The original intent of the rule-which came out of the far-reaching Dodd-Frank Act-was to ensure the issuers of mortgage-backed securities had an incentive to protect the investors who buy such securities. QRMs require risk retention, as the issuer of the security and the lender each has to retain some of the risk of a loan that is not classified as a "qualified" mortgage. But Congress left it up to regulators to define "qualified," which resulted in several onerous restrictions.
"We would like to see QRM definition dropped altogether, and just have the QM definition that has more flexibility," he said. "QM has some problems, also, but it does not have maximum loan-to-value restrictions and prescriptive debt-to-income limits."
According to Motley, QM in a nutshell says a borrower must demonstrate the ability to repay. There has been some disagreement around safe harbor provisions that bar future claims by a borrower that the lender did not follow the rules, and rebuttable presumption, which deals with litigation in a foreclosure claim. The rebuttable presumption structure raises the possibility of more lawsuits and greater costs, he noted.
Knocking Out 70 Percent
The "good thing about QRM," Motley continued, is if lenders follow all the prescriptive limits, it is in essence a safe harbor and the lenders would be largely protected from lawsuits. "But the restrictions on QRMs are so restrictive they knock out 70 percent of the population," he asserted, citing limits that state no more than 28 percent of a borrower's gross monthly income can be applied to housing payments, and no more than 36 percent of gross monthly income can be applied to any recurring debt. "This will have a disparate impact on minorities and protected classes. QRM, as written, is just too damn restrictive."
The comment period was extended for nearly two full months, "and now we have not heard a word since, so I assume they are still reading all the comments," Motley assessed. "With all the public outcry, from lenders to consumer groups to Realtors, Congress is backtracking and saying they never meant for such prescriptive limits. I think they did mean for it to be prescriptive, but they didn't realize the consequences of their action."
Although the official comment period has closed, Motley said credit unions can do what CU Members Mortgage is doing: have continuing discussions with legislators and attempt to convince lawmakers they should weigh in with regulators and get them to loosen the "prescriptive standards" of QRM.
Why is this so important? Motley cited the example of someone who is attempting to refinance his house after QRM rules are put into place. Although the borrower originally made a 20 percent down payment at purchase time, due to market declines his house is worth less than he paid for it. In this scenario, if the loan-to-value ratio is 82 to 18 percent, instead of the prescribed 80 to 20 percent, there would be a hefty financial penalty.
"Rates on QRM loans are expected to be the lowest because they are the least risky, but someone who is just 2 percent off on the value of the house might face a rate up to 300 basis points higher," Motley explained. "Instead of getting a mortgage at 4 percent, that person might have to pay 7 percent. Is that fair?"

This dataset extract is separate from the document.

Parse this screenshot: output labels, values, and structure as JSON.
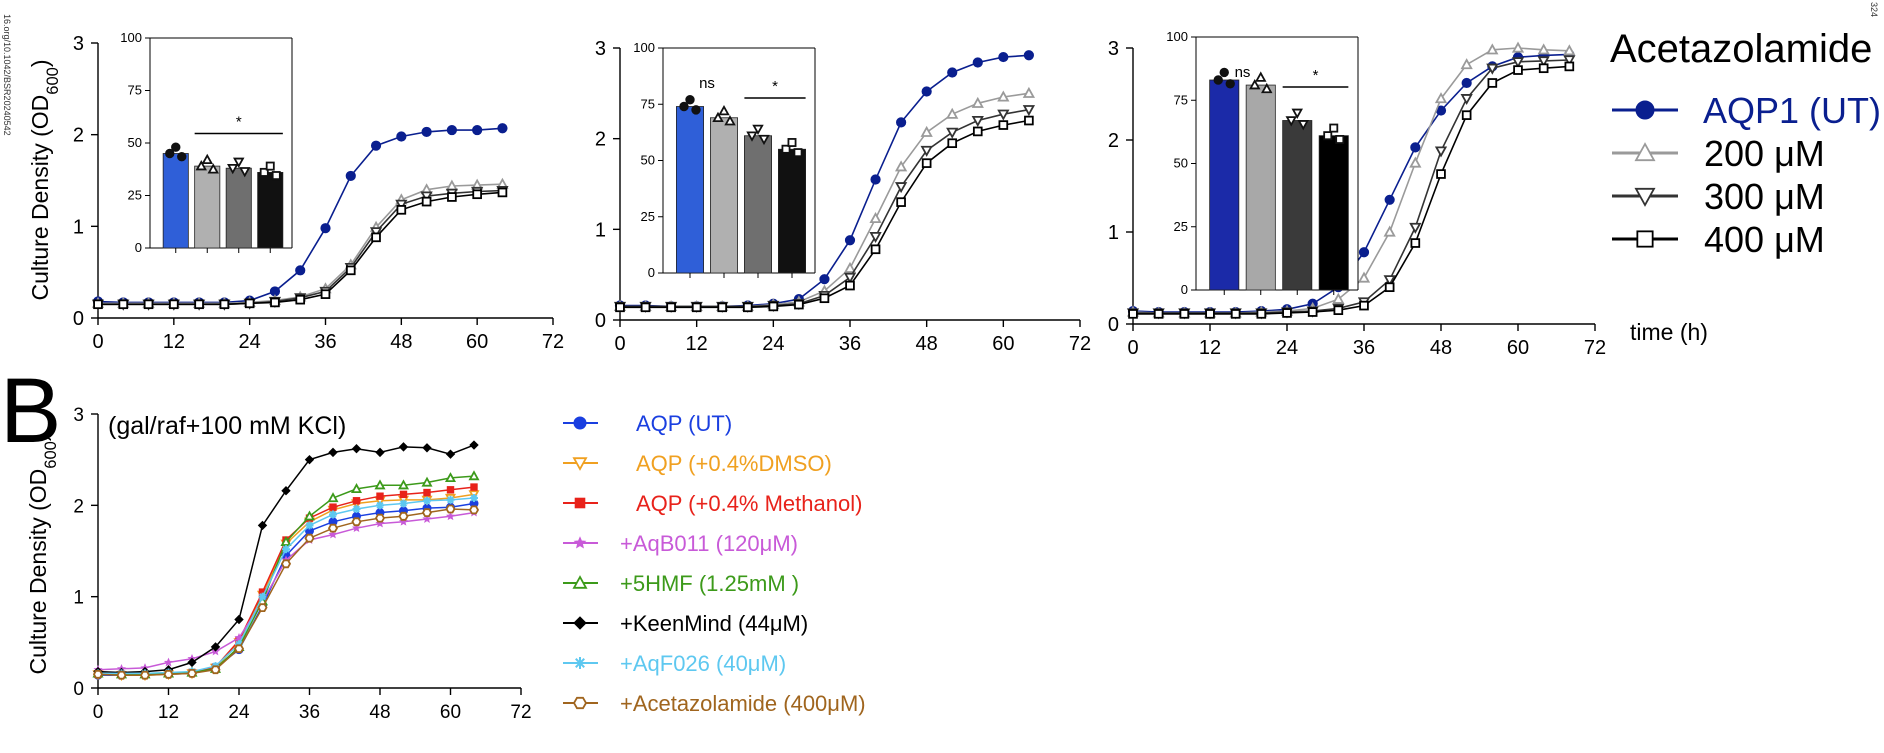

Similarly, if the hypothetical borrower took out a small loan that pushes his debt ratio to 38 percent instead of 36 percent, he would get hammered on his mortgage rate even though most lenders today would be happy to lend to someone at 38 percent
What is needed, said Motley, are prudent and flexible standards that protect lenders. "But these highly prescriptive numbers do not need to be put in place that govern all loans," he declared. "These types of knee jerk responses are bad. We need to take time and get it right, not just throw something out there to make it look like Congress is tough on crime."